Schematic representation of the proposed impact of ESs between BCs on the average latency and amplitude of inhibition of postsynaptic Purkinje cells. Schematic drawing showing a simplified representation of the cells presynaptic and postsynaptic to BCs (left), and the activity of BCs and the inhibition of Purkinje cells in response to granule cell-mediated stimulation of BCs (right). BCs receive excitatory glutamatergic inputs from granule cells and they themselves inhibit postsynaptic Purkinje cells. Two circuits formed by one granule cell, one BC and one Purkinje cell are shown next to each other, and connected by ESs between the two BCs.
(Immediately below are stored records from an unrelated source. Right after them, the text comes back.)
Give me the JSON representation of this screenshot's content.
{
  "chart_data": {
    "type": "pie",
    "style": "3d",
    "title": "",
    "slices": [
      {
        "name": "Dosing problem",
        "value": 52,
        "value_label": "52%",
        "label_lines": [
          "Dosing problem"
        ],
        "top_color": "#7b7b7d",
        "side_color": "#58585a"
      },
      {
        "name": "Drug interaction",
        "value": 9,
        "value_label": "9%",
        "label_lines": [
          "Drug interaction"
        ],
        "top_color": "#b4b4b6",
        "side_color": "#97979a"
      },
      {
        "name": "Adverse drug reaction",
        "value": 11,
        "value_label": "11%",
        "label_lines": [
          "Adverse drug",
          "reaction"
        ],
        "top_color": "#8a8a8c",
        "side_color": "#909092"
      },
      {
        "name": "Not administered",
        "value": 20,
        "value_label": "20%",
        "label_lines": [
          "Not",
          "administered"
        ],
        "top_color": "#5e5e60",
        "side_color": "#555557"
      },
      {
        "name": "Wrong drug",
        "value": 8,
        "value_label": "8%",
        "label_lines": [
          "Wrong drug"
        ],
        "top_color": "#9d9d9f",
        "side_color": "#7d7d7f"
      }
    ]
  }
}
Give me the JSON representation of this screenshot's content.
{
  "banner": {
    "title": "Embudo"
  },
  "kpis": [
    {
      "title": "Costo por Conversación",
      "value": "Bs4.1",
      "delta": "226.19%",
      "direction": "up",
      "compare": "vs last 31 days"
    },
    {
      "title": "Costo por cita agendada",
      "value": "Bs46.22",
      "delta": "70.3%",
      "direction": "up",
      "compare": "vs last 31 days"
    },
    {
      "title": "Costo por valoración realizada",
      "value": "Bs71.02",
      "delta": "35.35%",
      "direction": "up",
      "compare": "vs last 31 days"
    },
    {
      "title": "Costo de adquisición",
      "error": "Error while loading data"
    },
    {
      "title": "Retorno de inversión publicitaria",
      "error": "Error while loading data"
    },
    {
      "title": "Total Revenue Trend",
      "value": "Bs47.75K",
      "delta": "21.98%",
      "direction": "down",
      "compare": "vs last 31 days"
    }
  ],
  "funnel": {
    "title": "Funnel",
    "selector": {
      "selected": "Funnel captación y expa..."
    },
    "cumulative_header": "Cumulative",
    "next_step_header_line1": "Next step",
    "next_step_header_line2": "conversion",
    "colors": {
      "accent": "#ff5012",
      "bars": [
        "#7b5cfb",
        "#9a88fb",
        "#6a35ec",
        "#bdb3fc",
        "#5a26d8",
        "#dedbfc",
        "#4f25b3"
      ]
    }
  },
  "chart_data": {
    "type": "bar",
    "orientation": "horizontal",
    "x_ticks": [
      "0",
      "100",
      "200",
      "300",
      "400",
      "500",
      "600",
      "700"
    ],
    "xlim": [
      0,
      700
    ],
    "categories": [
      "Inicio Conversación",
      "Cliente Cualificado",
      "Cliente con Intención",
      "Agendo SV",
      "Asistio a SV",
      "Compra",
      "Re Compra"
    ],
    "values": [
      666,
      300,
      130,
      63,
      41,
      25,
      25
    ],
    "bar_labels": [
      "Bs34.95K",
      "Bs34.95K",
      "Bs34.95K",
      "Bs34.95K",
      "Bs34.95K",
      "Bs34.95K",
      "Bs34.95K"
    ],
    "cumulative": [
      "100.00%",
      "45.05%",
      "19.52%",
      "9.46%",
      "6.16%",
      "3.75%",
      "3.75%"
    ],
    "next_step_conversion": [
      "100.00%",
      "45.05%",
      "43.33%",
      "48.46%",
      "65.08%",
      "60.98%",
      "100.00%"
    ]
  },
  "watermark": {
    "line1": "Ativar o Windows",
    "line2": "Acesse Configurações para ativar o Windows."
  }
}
Three different patterns of presynaptic granule cell activity are illustrated in (A–C): independent excitation of granule cells (A, only granule cell 1 is stimulated), simultaneous excitation of both granule cells (B) and sequential excitation of granule cell 2 after granule cell 1 (C). The network of coupled BCs is larger than two cells, as represented by the additional coupled gray BCs in the network. (A) In response to the excitation of granule cell 1, BC1 is excited with a given probability that EPSPs trigger APs, evoking an inhibitory current in its postsynaptic Purkinje cell (Purkinje cell 1) with a given average amplitude. (B) The simultaneous excitation of BCs by simultaneously-active granule cells evokes an increase in action potential probability and a decrease in action potential latency in BCs, and thereby an increase in the average inhibitory current received by both Purkinje cell 1 and Purkinje cell 2 and a decrease in its latency from granule excitation, relative to the inhibition that they would receive if only one BC was depolarized. Dotted line, voltage trace when cells are excited individually. (C) In the scenario of a sequential activation of BCs, only the inhibitory current evoked by BC2, the BC activated sequentially after its electrically-coupled BC, is changed relative to (A): the action potential of BC2 takes place with an even shorter latency and higher probability than in (B). In contrast, the first BC to be excited, BC1, has the same action potential probability and latency as in (A), and therefore the average current evoked by the first BC to be excited does not change its amplitude nor its latency.